GALUH

Prayogo Anggoro
Chapter #73

S2. Ketulusan

Isogi berjalan untuk mengantar Mutia. Perempuan berkulit hitam manis itu mencoba memahami sikap rekannya dalam mengambil keputusan mengenai perasaan. Tidak ada yang bisa ditangkap oleh Isogi, atau mungkin dirinya saja yang tidak pernah peduli dengan perasaan dan cinta.

Selama hidupnya, Isogi hanya terpaku oleh misi dan misi. Selain diluar misinya, dia sama sekali tidak peduli karena akan menghambat tujuan. Sebab itu, Isogi tidak pernah mudah dalam pergaulan hingga akhirnya bertemu rekan-rekannya yang sekarang.

“Kamu yakin untuk mempertemukan Galigo dan We Cudai?” tanya Isogi.

Mutia menghentikan langkahnya sebelum sampai di meja yang terisi oleh teman-temannya. “Cinta bukan hanya tentang saling memiliki, tapi untuk menghargai dan mengorbankan.”

“Menghargai dan mengorbankan?” Isogi sadar dirinya tidak sama sekali menghargai orang. Pada Boe sendiri, dia bersikap memerintah dan tidak pernah mengorbankan apa pun untuk orang lain. Tidak, sekarang Isogi mulai mengerti arti kebersamaan dan orang yang berharga.

Sewaktu kejadian di tanah Dayak, Isogi merasa terluka ketika Boe harus mengalami hal terburuk dalam hidupnya hingga nyawa sebagai taruhan. Mulai saat ini, Isogi ingin lebih menghargai teman-temannya dan akan melakukan apa pun untuk melindungi mereka. “Kalau begitu, lakukanlah yang seharusnya kamu lakukan.”

Kemudian, keduanya pun mendekati mereka yang berada di meja sebelumnya. Ada Galigo yang duduk di samping Eran dan di depan mereka Sandanu bersama Boe duduk berdampingan. “Boleh aku bicara dengan Galigo?” tanya Mutia mengambil perhatian.

“Bicaralah!” ucap Sandanu mempersilakan.

Mutia duduk bersama Isogi di depan meja itu. “Tidak ada yang akan aku tutupi, di sini kalian adalah temanku semuanya,” kata Mutia. “Kalian tahu aku berkencan dengan Galigo, tapi di tanah Makassar ini aku tidak ingin melukai hati siapa pun dan kamu Sandanu, aku harap kamu bisa mengerti!” Mutia tidak ingin sahabatnya itu salah paham dan nantinya menyalahkan Galigo.

“Sebagai perempuan aku bisa memahami perasaan We Cudai, Galigo katakanlah padanya bahwa kamu menyesal dan jelaskan semua yang telah terjadi.” Mutia berhenti sejenak. “Aku bisa menerima semua keputusanmu nanti.”

“Mutia,” sahut Galigo. “Aku adalah kekasihmu dan tidak akan pernah meninggalkanmu.”

“Jika iya, jelaskanlah pada We Cudai tanpa harus melukainya.”

“Bagaimana bisa aku lakukan itu tanpa melukainya?”
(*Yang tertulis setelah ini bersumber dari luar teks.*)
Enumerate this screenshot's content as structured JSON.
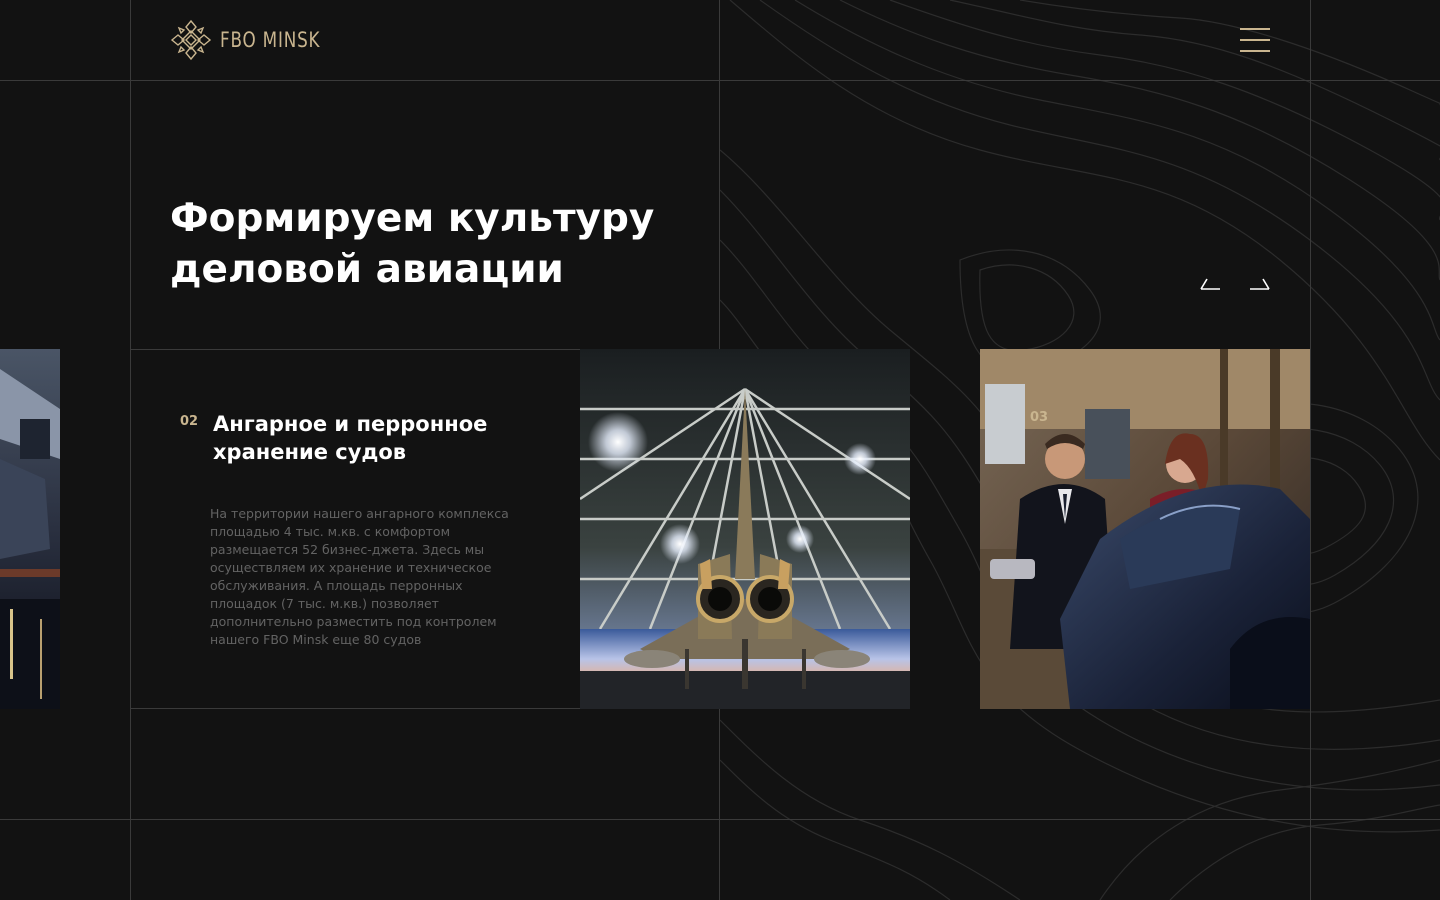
{
  "header": {
    "logo_text": "FBO MINSK",
    "menu_icon": "hamburger-icon"
  },
  "hero": {
    "title_line1": "Формируем культуру",
    "title_line2": "деловой авиации"
  },
  "slider": {
    "prev_icon": "arrow-left-icon",
    "next_icon": "arrow-right-icon",
    "active": {
      "number": "02",
      "title_line1": "Ангарное и перронное",
      "title_line2": "хранение судов",
      "text": [
        "На территории нашего ангарного комплекса",
        "площадью 4 тыс. м.кв. с комфортом",
        "размещается 52 бизнес-джета. Здесь мы",
        "осуществляем их хранение и техническое",
        "обслуживания. А площадь перронных",
        "площадок (7 тыс. м.кв.) позволяет",
        "дополнительно разместить под контролем",
        "нашего FBO Minsk еще 80 судов"
      ]
    },
    "next": {
      "number": "03"
    }
  },
  "colors": {
    "background": "#121212",
    "gold": "#c9b58f",
    "grid_line": "#3a3a3a",
    "text_muted": "#636363"
  }
}
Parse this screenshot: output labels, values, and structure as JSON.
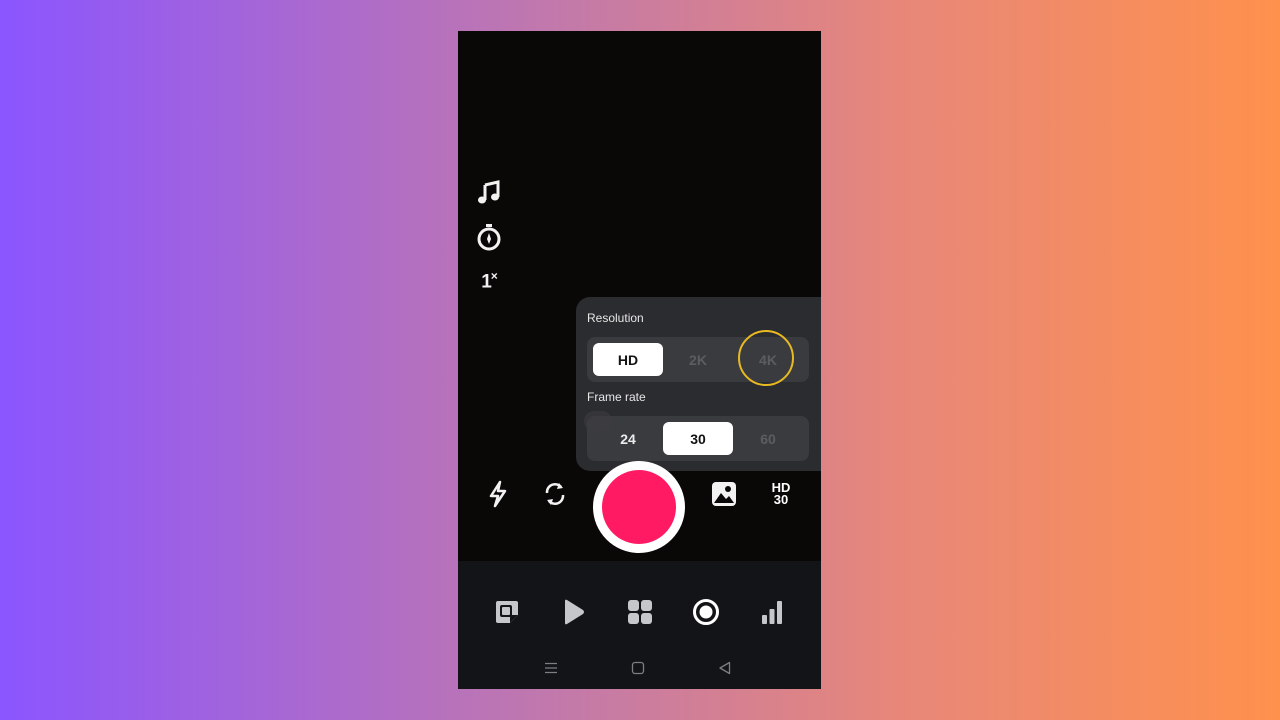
{
  "side_tools": [
    {
      "icon": "music-note-icon"
    },
    {
      "icon": "timer-icon"
    },
    {
      "icon": "speed-icon",
      "label": "1",
      "suffix": "×"
    }
  ],
  "settings_panel": {
    "resolution_label": "Resolution",
    "resolution_options": [
      "HD",
      "2K",
      "4K"
    ],
    "resolution_selected": "HD",
    "frame_rate_label": "Frame rate",
    "frame_rate_options": [
      "24",
      "30",
      "60"
    ],
    "frame_rate_selected": "30"
  },
  "controls": {
    "flash_icon": "flash-icon",
    "flip_icon": "flip-camera-icon",
    "record_color": "#ff1a63",
    "gallery_icon": "gallery-icon",
    "quality_top": "HD",
    "quality_bottom": "30"
  },
  "bottom_nav": [
    {
      "icon": "sticker-icon"
    },
    {
      "icon": "play-icon"
    },
    {
      "icon": "grid-icon"
    },
    {
      "icon": "record-icon",
      "active": true
    },
    {
      "icon": "stats-icon"
    }
  ],
  "system_bar": [
    "menu-icon",
    "home-icon",
    "back-icon"
  ],
  "colors": {
    "accent": "#ff1a63",
    "highlight": "#e8b923"
  }
}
“Aku tidak tahu, tapi hanya hatimu yang memahaminya,” ujar Mutia. “Bukankah kamu mengenalnya waktu kecil?”

Meskipun hatinya bimbang, Galigo mencoba mengambil keputusan. “Baiklah!” Galigo yakin karena dia percaya pada Mutia.

“Tadi pagi aku melihat We Cudai pergi entah ke mana.”

“Aku tahu,” sambung Eran. “Dia pasti berdoa di depan kuburan ibu panti di pinggir irigasi.”